Developing Awareness on the Gemba — Part 2
Visiting (and disrupting) teams in their workplace can create damage. Create value instead with clear intentions.
In my previous article, I talked about the intentions of a gemba walk. I argued that knowing what to do and how to behave on the gemba is not enough and that it is important to have clear intentions in mind before visiting (and disrupting) teams in their workplace in order to create more value and less damage. I discussed the first intention: developing awareness, which implies forcing ourselves to see the situation as it really is and not as we want to see it.
Developing awareness is difficult, and it requires practice and a strong desire to question what we already know about the business. Yet, it is a vital management skill that helps leaders cut through all the noise and make sense of unclear or emotional situations, both inside and outside the business. But there are two other key intentions to maintain in a successful gemba walk.
When a CEO or a manager becomes “aware” of a problem on the gemba, what should they do? Most of us experience the instinct to fix it on the spot. Although taking immediate action always feels reassuring to the managers who do it, it often causes more harm than good. Imposing a fix right away prevents us from learning from the conditions that created the problem in the first place. Furthermore, it takes an opportunity away from the team to become more autonomous in dealing with unknown problems, which is the whole goal of lean.
Once we have discovered a problem on the gemba, the next step is to study our current delivery processes, in order to discover the underlying conditions that generated the problem. In our book The Lean Sensei, we call this “developing thoughtfulness”, and it is the second intention of a gemba walk.

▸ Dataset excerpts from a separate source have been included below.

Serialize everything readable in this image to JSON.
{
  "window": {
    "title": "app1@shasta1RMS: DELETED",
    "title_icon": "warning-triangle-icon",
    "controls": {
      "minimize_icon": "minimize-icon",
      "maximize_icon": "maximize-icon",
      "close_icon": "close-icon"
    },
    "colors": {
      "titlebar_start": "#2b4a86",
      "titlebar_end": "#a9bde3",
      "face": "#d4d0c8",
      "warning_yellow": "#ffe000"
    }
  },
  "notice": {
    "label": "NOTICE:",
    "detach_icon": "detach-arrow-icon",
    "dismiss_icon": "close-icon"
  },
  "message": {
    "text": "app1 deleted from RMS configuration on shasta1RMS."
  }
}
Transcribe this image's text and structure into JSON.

Being thoughtful while on the gemba implies discovering whether things work as planned (assuming we even have a plan) and where work conditions are not up to par. Concretely, we study quality issues and obstacles in the flow of work and try to find out how front-line workers deal with discrepancies between our current systems and customers’ true needs and desires. The sensei’s primary role is to maintain the dialogue with reality by looking at specific, detailed cases of failure to deliver, such as customer complaints, rework, and late deliveries. I often call this taking a “deep dive” into a problem.
I remember taking the CTO and the local manager of a fast-growing digital scale-up on a deep dive during a gemba walk. We were discussing a high-profile customer project in front of a duly completed macro plan, which showed some delays. As I feared, the CTO immediately pressed the project manager to put together an action plan to catch up with the schedule. The project manager argued that it was already too late to catch up, but that they were planning on asking the client to remove some minor features from the scope or revise the final deadline.

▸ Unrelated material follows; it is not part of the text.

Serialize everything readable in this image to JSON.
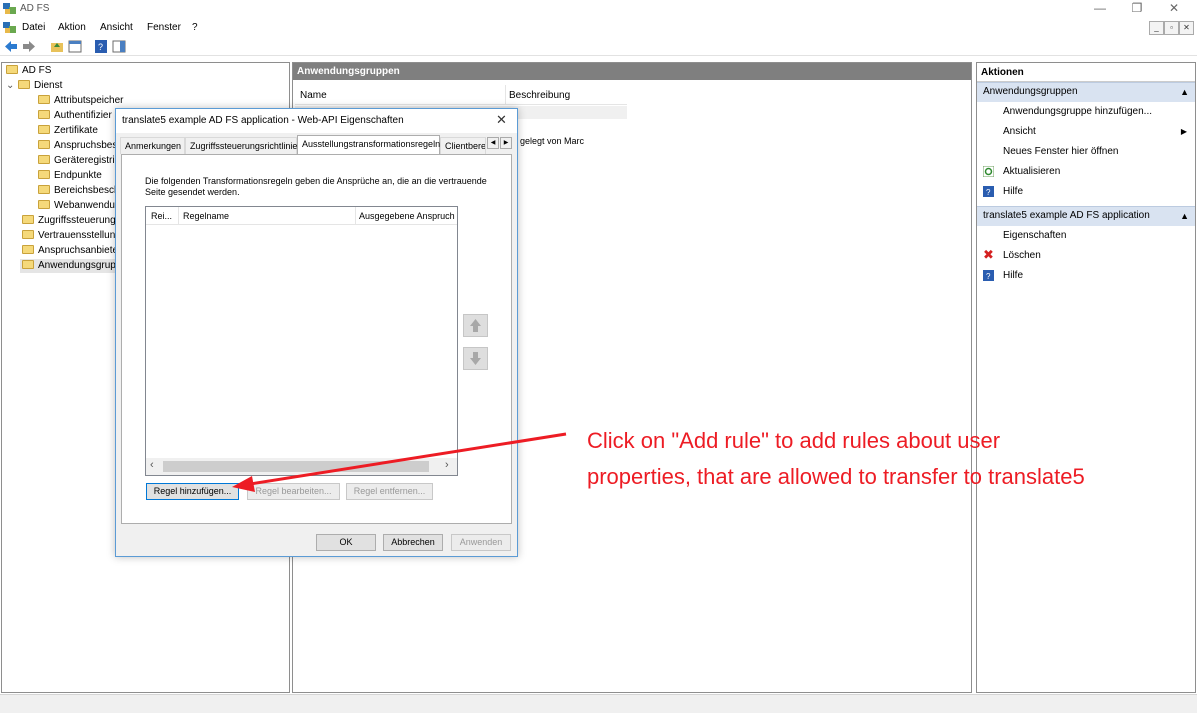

At that moment, I stepped in and asked the project manager if he could kindly explain why the first milestone had been missed. The reason he gave was that the technical team had underestimated the design effort of some features because they had felt rushed to begin development. Looking more deeply into a couple of cases, we realized a quite disturbing fact: about one-third of the features required a specific technical skill possessed by just one person on the team. Digging even further, we understood that it was the CTO who had selected the team members at the beginning of the project. At the time, the project manager was frustrated with this decision but since then he had learned to deal with the team as best he could.
As the example above shows, once you understand the source of a problem (thoughtfulness), the trick is to 1) avoid knee-jerk solutions and 2) avoid rationalizing decisions in favor of existing systems. Rather, we want to support local autonomy by letting a team change the system however is needed so that they can solve their own problems and keep things running as planned. This is what we call in The Lean Sensei developing “inventiveness”, and it is the third intention of a gemba walk. Inventiveness means trusting people to come up with smart ideas to resolve their own problems, encouraging them by visiting them often, giving them the space and authority to try new things and bend the rules, and rewarding them for their best ideas. Some of these ideas could prove to be golden opportunities for the business. It was the case for this cloud services startup, where an experiment to facilitate the work of systems integrators and reduce the number of human errors turned into a growth path for the company.
As these examples demonstrate, awareness, thoughtfulness, and inventiveness are more than tricks for making gemba walks interesting and easier. They are essential skills leaders need to continuously develop for themselves, their managers, and their front-line workers. Developing these skills is a strategy for growth. Going to the gemba with the right intentions in mind is what makes for a fantastic leader. By developing awareness, thoughtfulness, and inventiveness on the gemba with the leaders, the sensei contributes to creating value by “keeping the spirit of discovery strong throughout the company.”